Tegoroczna przygoda Krzysztofa Ratajskiego w Mistrzostwach Świata PDC 2023 dobiegła końca. Polski darter przegrał w czterech setach z Belgiem Dmitrim Van den Berghiem. Porażka oznacza pożegnanie z turniejem i powtórzenie wyniku z 2020 roku, gdy Ratajski również odpadł na poziomie 3. rundy.
Starcie z Van den Berghiem nie było jednostronne
Już w pierwszym secie Polak mógł przechylić szalę zwycięstwa na swoją korzyść, ale po bardzo nerwowej końcówce lepszy okazał się Belg. Ratajski mógł żałować czterech zmarnowanych rzutek, które spudłował w decydującym momencie. Paradoksalnie, to mógł być kluczowy moment całego pojedynku. Krzysztof miał swoje chwile wielkości, ale w drugim secie nie udało mu się sięgnąć nawet po jednego lega.
Polak walczył dzielnie i nie zamierzał odpuszczać, a po chwili to rywal przegrał seta do zera. Gdy jednak wydawało się, że mamy do czynienia z odwróceniem przebiegu rywalizacji, Van den Bergh wrócił do gry, wychodząc na prowadzenie 3:1.

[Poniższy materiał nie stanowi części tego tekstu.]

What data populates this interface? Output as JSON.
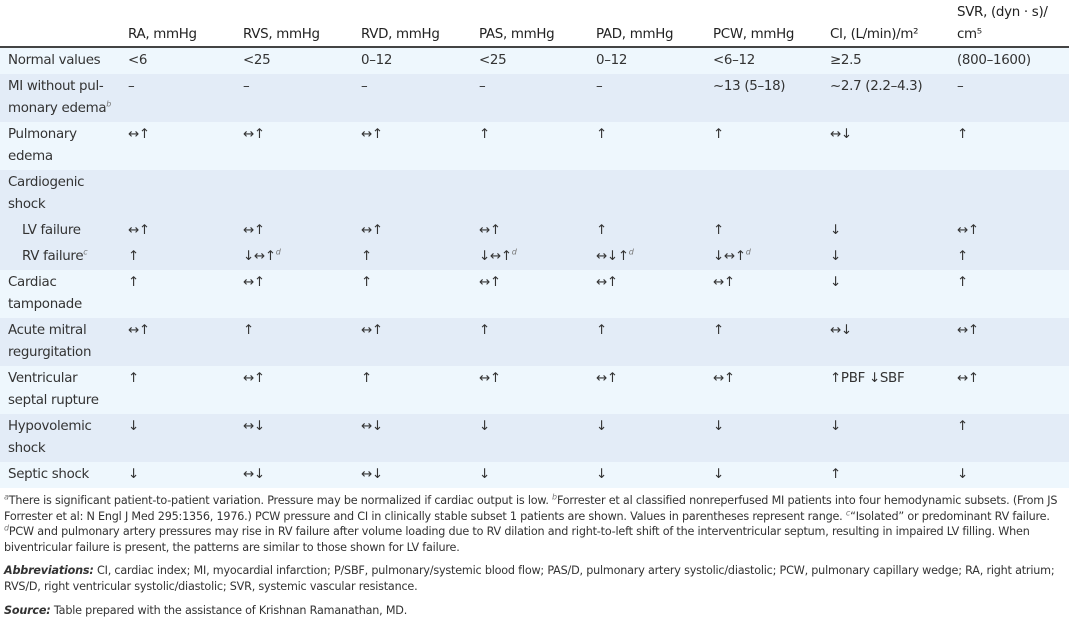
{
  "table": {
    "headers": [
      "",
      "RA, mmHg",
      "RVS, mmHg",
      "RVD, mmHg",
      "PAS, mmHg",
      "PAD, mmHg",
      "PCW, mmHg",
      "CI, (L/min)/m²",
      "SVR, (dyn · s)/ cm⁵"
    ],
    "rows": [
      {
        "label": "Normal values",
        "shade": "light",
        "cells": [
          "<6",
          "<25",
          "0–12",
          "<25",
          "0–12",
          "<6–12",
          "≥2.5",
          "(800–1600)"
        ]
      },
      {
        "label": "MI without pul-monary edema",
        "label_sup": "b",
        "shade": "dark",
        "two": true,
        "cells": [
          "–",
          "–",
          "–",
          "–",
          "–",
          "~13 (5–18)",
          "~2.7 (2.2–4.3)",
          "–"
        ]
      },
      {
        "label": "Pulmonary edema",
        "shade": "light",
        "two": true,
        "cells": [
          "↔↑",
          "↔↑",
          "↔↑",
          "↑",
          "↑",
          "↑",
          "↔↓",
          "↑"
        ]
      },
      {
        "label": "Cardiogenic shock",
        "shade": "dark",
        "two": true,
        "cells": [
          "",
          "",
          "",
          "",
          "",
          "",
          "",
          ""
        ]
      },
      {
        "label": "LV failure",
        "indent": true,
        "shade": "dark",
        "cells": [
          "↔↑",
          "↔↑",
          "↔↑",
          "↔↑",
          "↑",
          "↑",
          "↓",
          "↔↑"
        ]
      },
      {
        "label": "RV failure",
        "label_sup": "c",
        "indent": true,
        "shade": "dark",
        "cells": [
          "↑",
          "↓↔↑",
          "↑",
          "↓↔↑",
          "↔↓↑",
          "↓↔↑",
          "↓",
          "↑"
        ],
        "cell_sups": [
          "",
          "d",
          "",
          "d",
          "d",
          "d",
          "",
          ""
        ]
      },
      {
        "label": "Cardiac tamponade",
        "shade": "light",
        "two": true,
        "cells": [
          "↑",
          "↔↑",
          "↑",
          "↔↑",
          "↔↑",
          "↔↑",
          "↓",
          "↑"
        ]
      },
      {
        "label": "Acute mitral regurgitation",
        "shade": "dark",
        "two": true,
        "cells": [
          "↔↑",
          "↑",
          "↔↑",
          "↑",
          "↑",
          "↑",
          "↔↓",
          "↔↑"
        ]
      },
      {
        "label": "Ventricular septal rupture",
        "shade": "light",
        "two": true,
        "cells": [
          "↑",
          "↔↑",
          "↑",
          "↔↑",
          "↔↑",
          "↔↑",
          "↑PBF ↓SBF",
          "↔↑"
        ]
      },
      {
        "label": "Hypovolemic shock",
        "shade": "dark",
        "two": true,
        "cells": [
          "↓",
          "↔↓",
          "↔↓",
          "↓",
          "↓",
          "↓",
          "↓",
          "↑"
        ]
      },
      {
        "label": "Septic shock",
        "shade": "light",
        "cells": [
          "↓",
          "↔↓",
          "↔↓",
          "↓",
          "↓",
          "↓",
          "↑",
          "↓"
        ]
      }
    ]
  },
  "footnotes": [
    {
      "sup": "a",
      "text": "There is significant patient-to-patient variation. Pressure may be normalized if cardiac output is low. "
    },
    {
      "sup": "b",
      "text": "Forrester et al classified nonreperfused MI patients into four hemodynamic subsets. (From JS Forrester et al: N Engl J Med 295:1356, 1976.) PCW pressure and CI in clinically stable subset 1 patients are shown. Values in parentheses represent range. "
    },
    {
      "sup": "c",
      "text": "“Isolated” or predominant RV failure. "
    },
    {
      "sup": "d",
      "text": "PCW and pulmonary artery pressures may rise in RV failure after volume loading due to RV dilation and right-to-left shift of the interventricular septum, resulting in impaired LV filling. When biventricular failure is present, the patterns are similar to those shown for LV failure."
    }
  ],
  "abbreviations": {
    "label": "Abbreviations:",
    "text": " CI, cardiac index; MI, myocardial infarction; P/SBF, pulmonary/systemic blood flow; PAS/D, pulmonary artery systolic/diastolic; PCW, pulmonary capillary wedge; RA, right atrium; RVS/D, right ventricular systolic/diastolic; SVR, systemic vascular resistance."
  },
  "source": {
    "label": "Source:",
    "text": " Table prepared with the assistance of Krishnan Ramanathan, MD."
  }
}
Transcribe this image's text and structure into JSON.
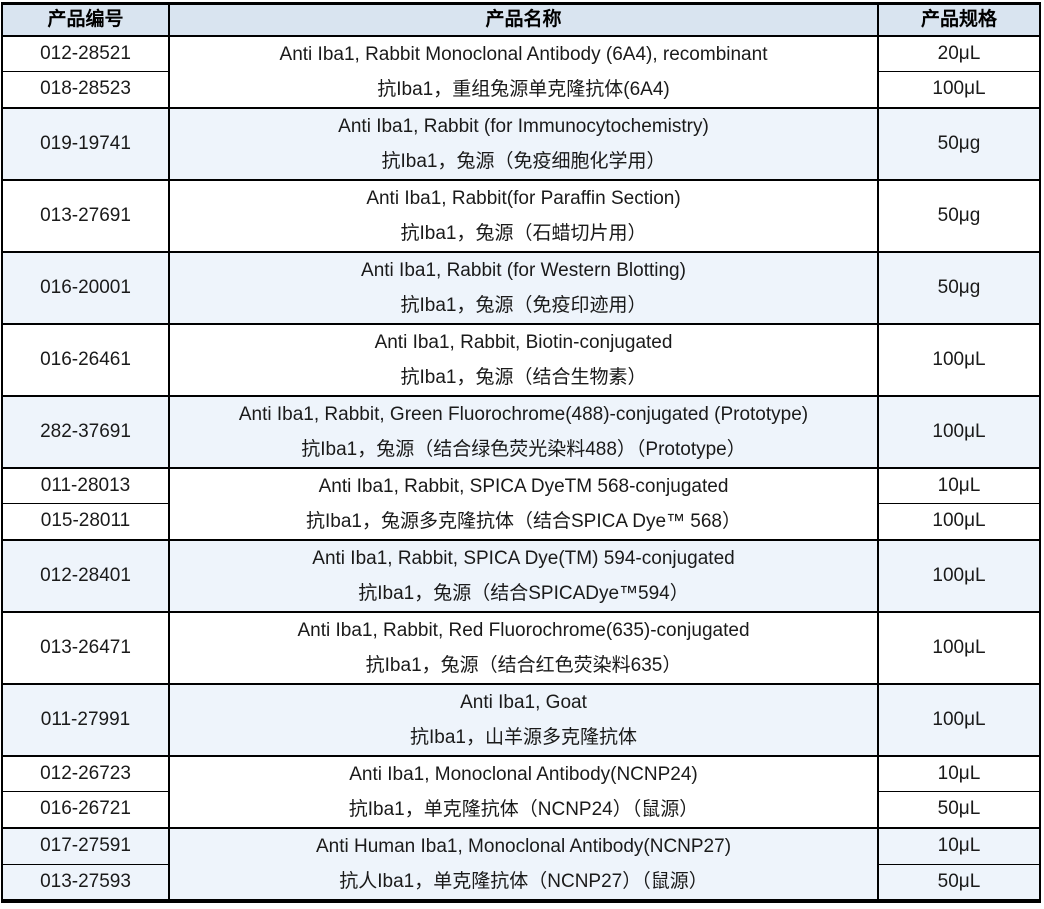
{
  "table": {
    "colors": {
      "header_bg": "#d9e4f0",
      "highlight_row_bg": "#eef4fb",
      "row_bg": "#ffffff",
      "border": "#000000",
      "text": "#1a1a1a"
    },
    "columns": [
      {
        "label": "产品编号"
      },
      {
        "label": "产品名称"
      },
      {
        "label": "产品规格"
      }
    ],
    "groups": [
      {
        "highlighted": false,
        "name_en": "Anti Iba1, Rabbit Monoclonal Antibody (6A4), recombinant",
        "name_zh": "抗Iba1，重组兔源单克隆抗体(6A4)",
        "items": [
          {
            "code": "012-28521",
            "spec": "20μL"
          },
          {
            "code": "018-28523",
            "spec": "100μL"
          }
        ]
      },
      {
        "highlighted": true,
        "name_en": "Anti Iba1, Rabbit (for Immunocytochemistry)",
        "name_zh": "抗Iba1，兔源（免疫细胞化学用）",
        "items": [
          {
            "code": "019-19741",
            "spec": "50μg"
          }
        ]
      },
      {
        "highlighted": false,
        "name_en": "Anti Iba1, Rabbit(for Paraffin Section)",
        "name_zh": "抗Iba1，兔源（石蜡切片用）",
        "items": [
          {
            "code": "013-27691",
            "spec": "50μg"
          }
        ]
      },
      {
        "highlighted": true,
        "name_en": "Anti Iba1, Rabbit (for Western Blotting)",
        "name_zh": "抗Iba1，兔源（免疫印迹用）",
        "items": [
          {
            "code": "016-20001",
            "spec": "50μg"
          }
        ]
      },
      {
        "highlighted": false,
        "name_en": "Anti Iba1, Rabbit, Biotin-conjugated",
        "name_zh": "抗Iba1，兔源（结合生物素）",
        "items": [
          {
            "code": "016-26461",
            "spec": "100μL"
          }
        ]
      },
      {
        "highlighted": true,
        "name_en": "Anti Iba1, Rabbit, Green Fluorochrome(488)-conjugated (Prototype)",
        "name_zh": "抗Iba1，兔源（结合绿色荧光染料488）（Prototype）",
        "items": [
          {
            "code": "282-37691",
            "spec": "100μL"
          }
        ]
      },
      {
        "highlighted": false,
        "name_en": "Anti Iba1, Rabbit, SPICA DyeTM 568-conjugated",
        "name_zh": "抗Iba1，兔源多克隆抗体（结合SPICA Dye™ 568）",
        "items": [
          {
            "code": "011-28013",
            "spec": "10μL"
          },
          {
            "code": "015-28011",
            "spec": "100μL"
          }
        ]
      },
      {
        "highlighted": true,
        "name_en": "Anti Iba1, Rabbit, SPICA Dye(TM) 594-conjugated",
        "name_zh": "抗Iba1，兔源（结合SPICADye™594）",
        "items": [
          {
            "code": "012-28401",
            "spec": "100μL"
          }
        ]
      },
      {
        "highlighted": false,
        "name_en": "Anti Iba1, Rabbit, Red Fluorochrome(635)-conjugated",
        "name_zh": "抗Iba1，兔源（结合红色荧染料635）",
        "items": [
          {
            "code": "013-26471",
            "spec": "100μL"
          }
        ]
      },
      {
        "highlighted": true,
        "name_en": "Anti Iba1, Goat",
        "name_zh": "抗Iba1，山羊源多克隆抗体",
        "items": [
          {
            "code": "011-27991",
            "spec": "100μL"
          }
        ]
      },
      {
        "highlighted": false,
        "name_en": "Anti Iba1, Monoclonal Antibody(NCNP24)",
        "name_zh": "抗Iba1，单克隆抗体（NCNP24）（鼠源）",
        "items": [
          {
            "code": "012-26723",
            "spec": "10μL"
          },
          {
            "code": "016-26721",
            "spec": "50μL"
          }
        ]
      },
      {
        "highlighted": true,
        "name_en": "Anti Human Iba1, Monoclonal Antibody(NCNP27)",
        "name_zh": "抗人Iba1，单克隆抗体（NCNP27）（鼠源）",
        "items": [
          {
            "code": "017-27591",
            "spec": "10μL"
          },
          {
            "code": "013-27593",
            "spec": "50μL"
          }
        ]
      }
    ]
  }
}
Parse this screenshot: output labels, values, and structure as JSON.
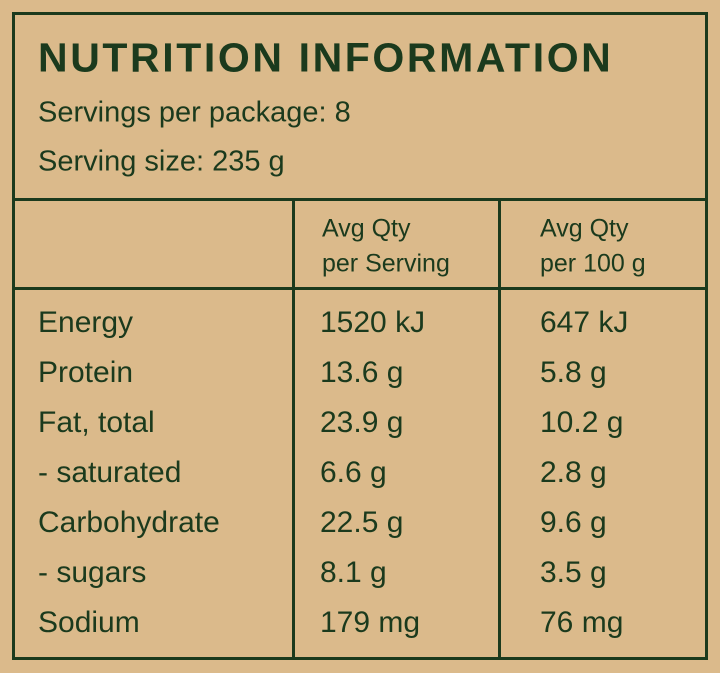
{
  "header": {
    "title": "NUTRITION INFORMATION",
    "servings_per_package": "Servings per package: 8",
    "serving_size": "Serving size: 235 g"
  },
  "table": {
    "columns": [
      [
        "Avg Qty",
        "per Serving"
      ],
      [
        "Avg Qty",
        "per 100 g"
      ]
    ],
    "rows": [
      [
        "Energy",
        "1520 kJ",
        "647 kJ"
      ],
      [
        "Protein",
        "13.6 g",
        "5.8 g"
      ],
      [
        "Fat, total",
        "23.9 g",
        "10.2 g"
      ],
      [
        "- saturated",
        "6.6 g",
        "2.8 g"
      ],
      [
        "Carbohydrate",
        "22.5 g",
        "9.6 g"
      ],
      [
        "- sugars",
        "8.1 g",
        "3.5 g"
      ],
      [
        "Sodium",
        "179 mg",
        "76 mg"
      ]
    ]
  }
}
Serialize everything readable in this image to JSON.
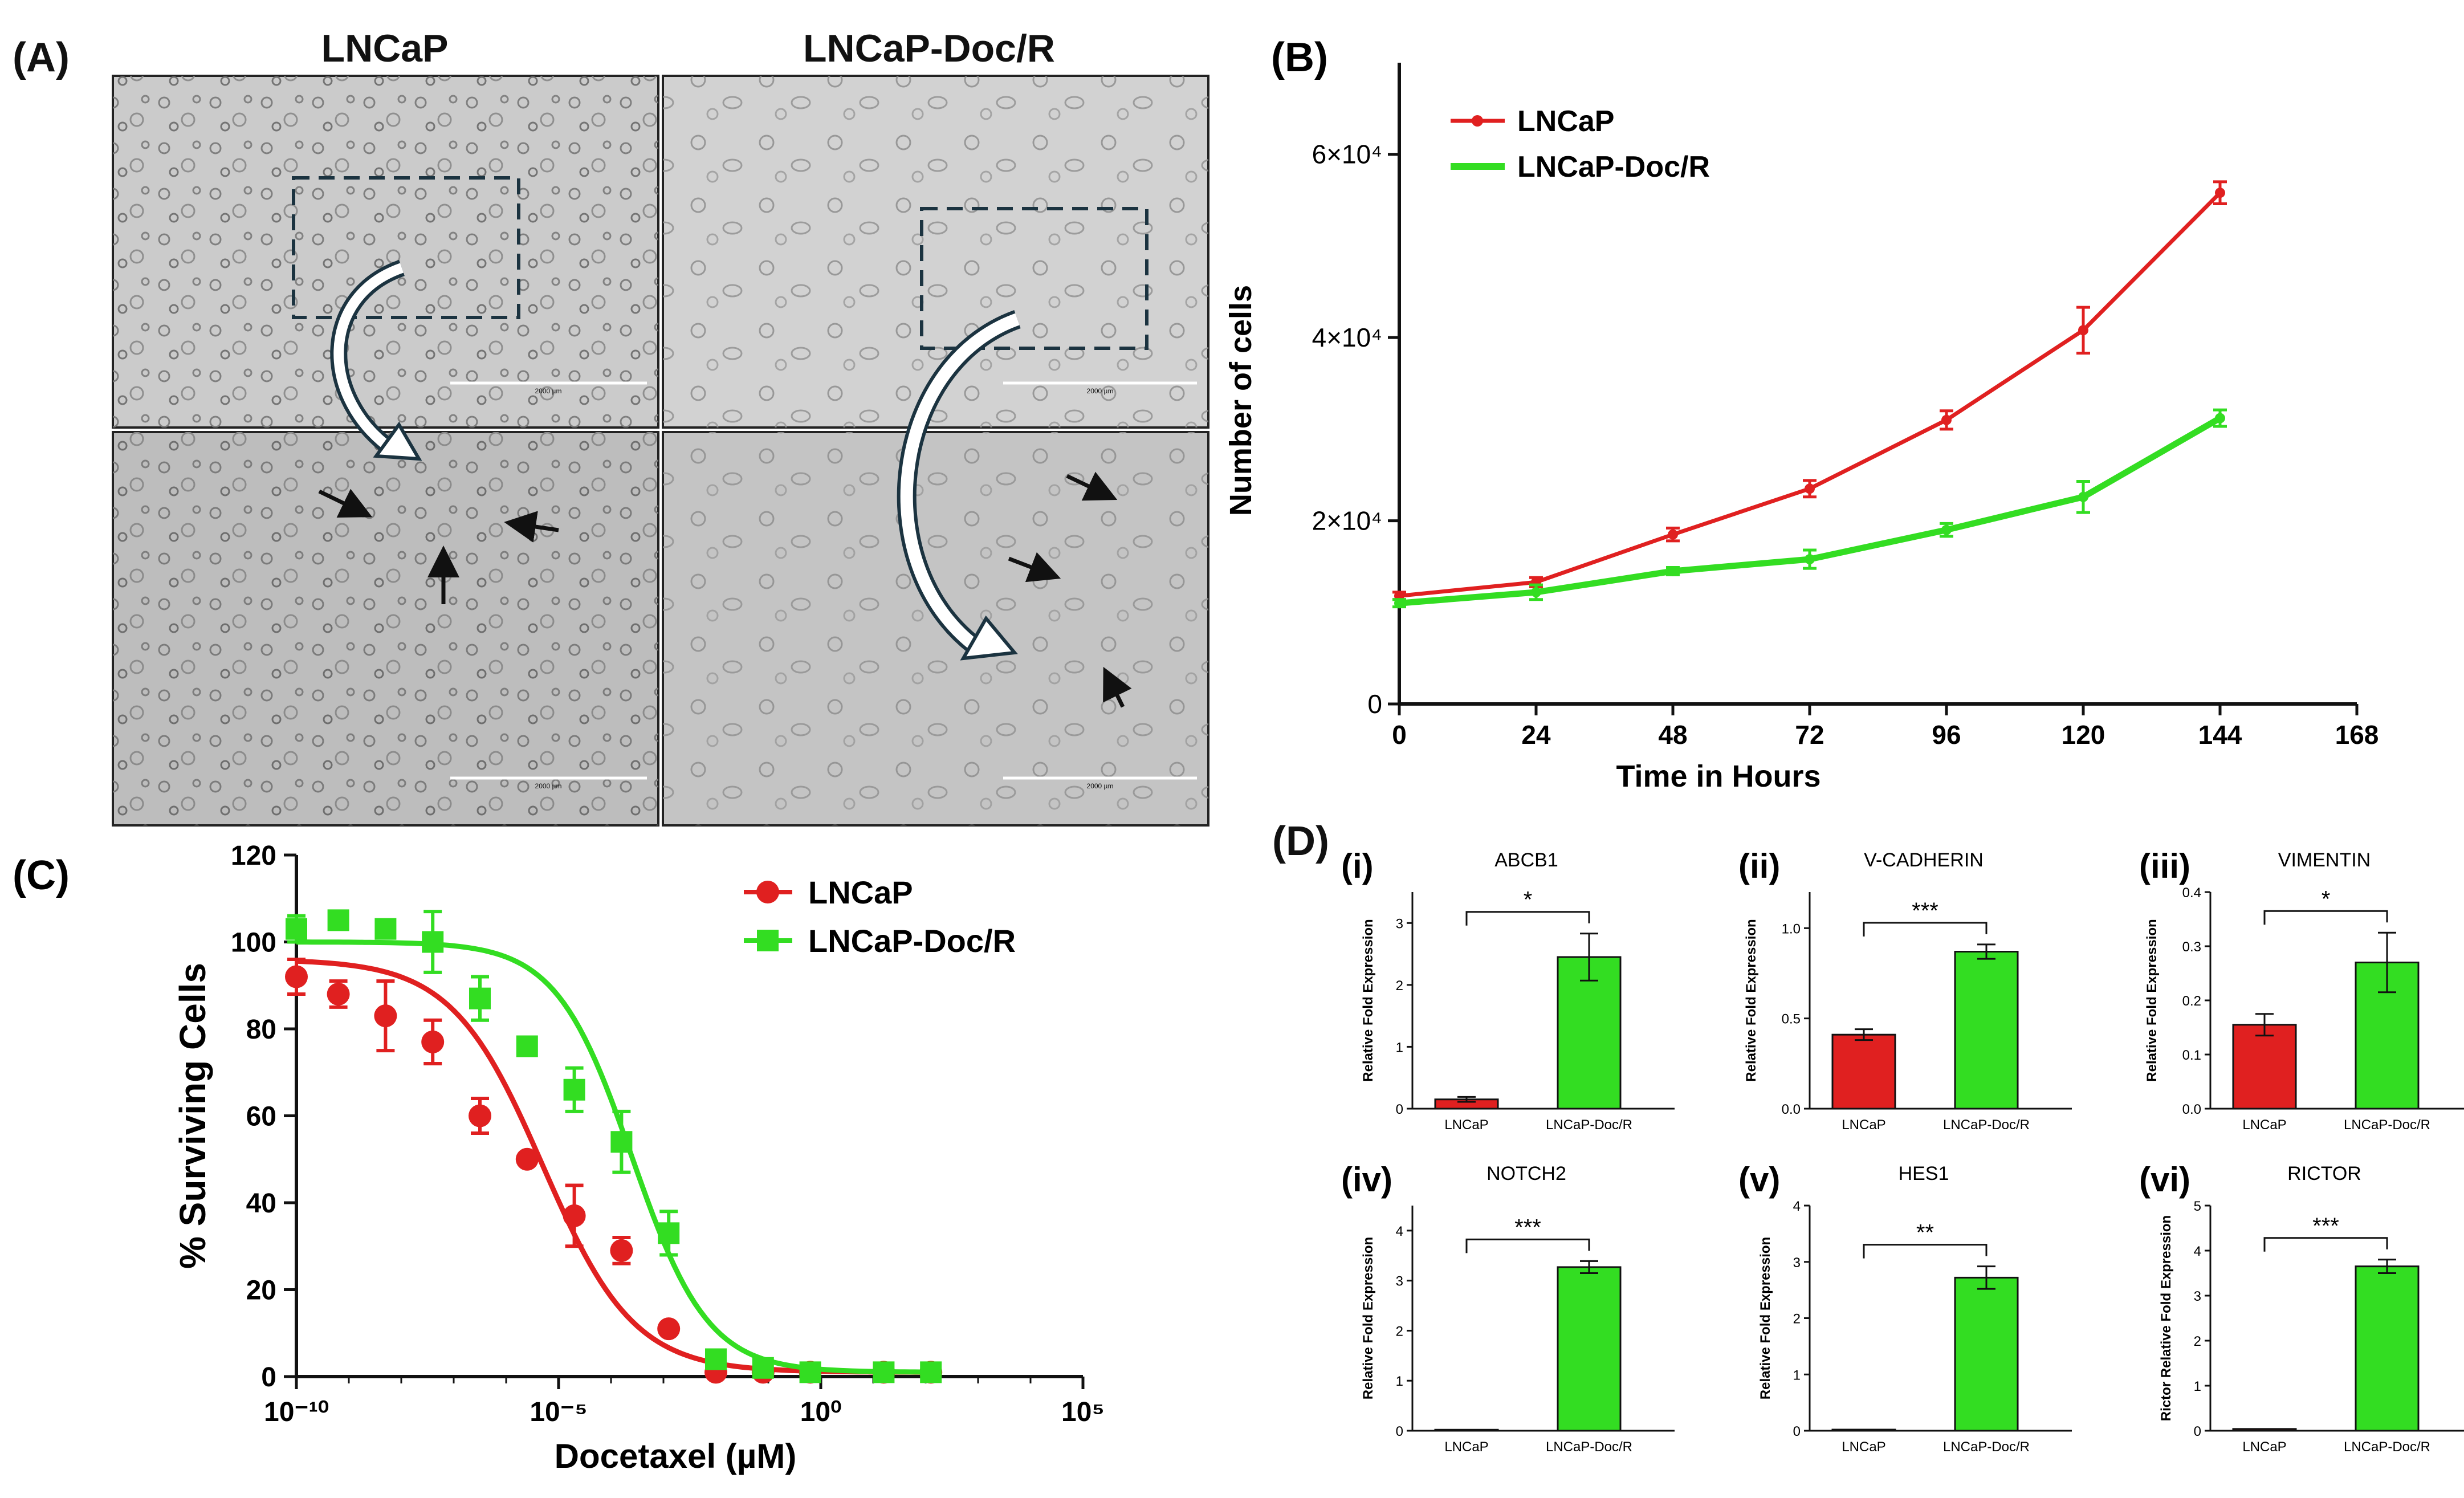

Symbolem całego starcia może być czwarty i jak się okazuje decydujący set. Polak wygrał pierwszego lega, a następnie mógł i powinien dopisać kolejnego na swoje konto. Zmarnował jednak okazję, a po chwili to przeciwnik prowadził 2:1. Van den Bergh zasłużył na wygraną. W kluczowych momentach całego pojedynku zachował więcej zimnej krwi. Polakowi brakowało skuteczności – potrafił rzucić 180 i szybko schodzić z punktów, by marnować okazje na zdobycie lega pudłując podwójne. O ile we wcześniejszej rundzie pomyłki Polaka nie kosztowały wiele, o tyle dziś przeciwnik wykorzystał słabości Ratajskiego. Wynik 1:4 nie wskazuje na zaciętość, ale w rzeczywistości to umiejętność wytrzymania presji i pewna ręka przy podwójnych odegrały kluczową rolę.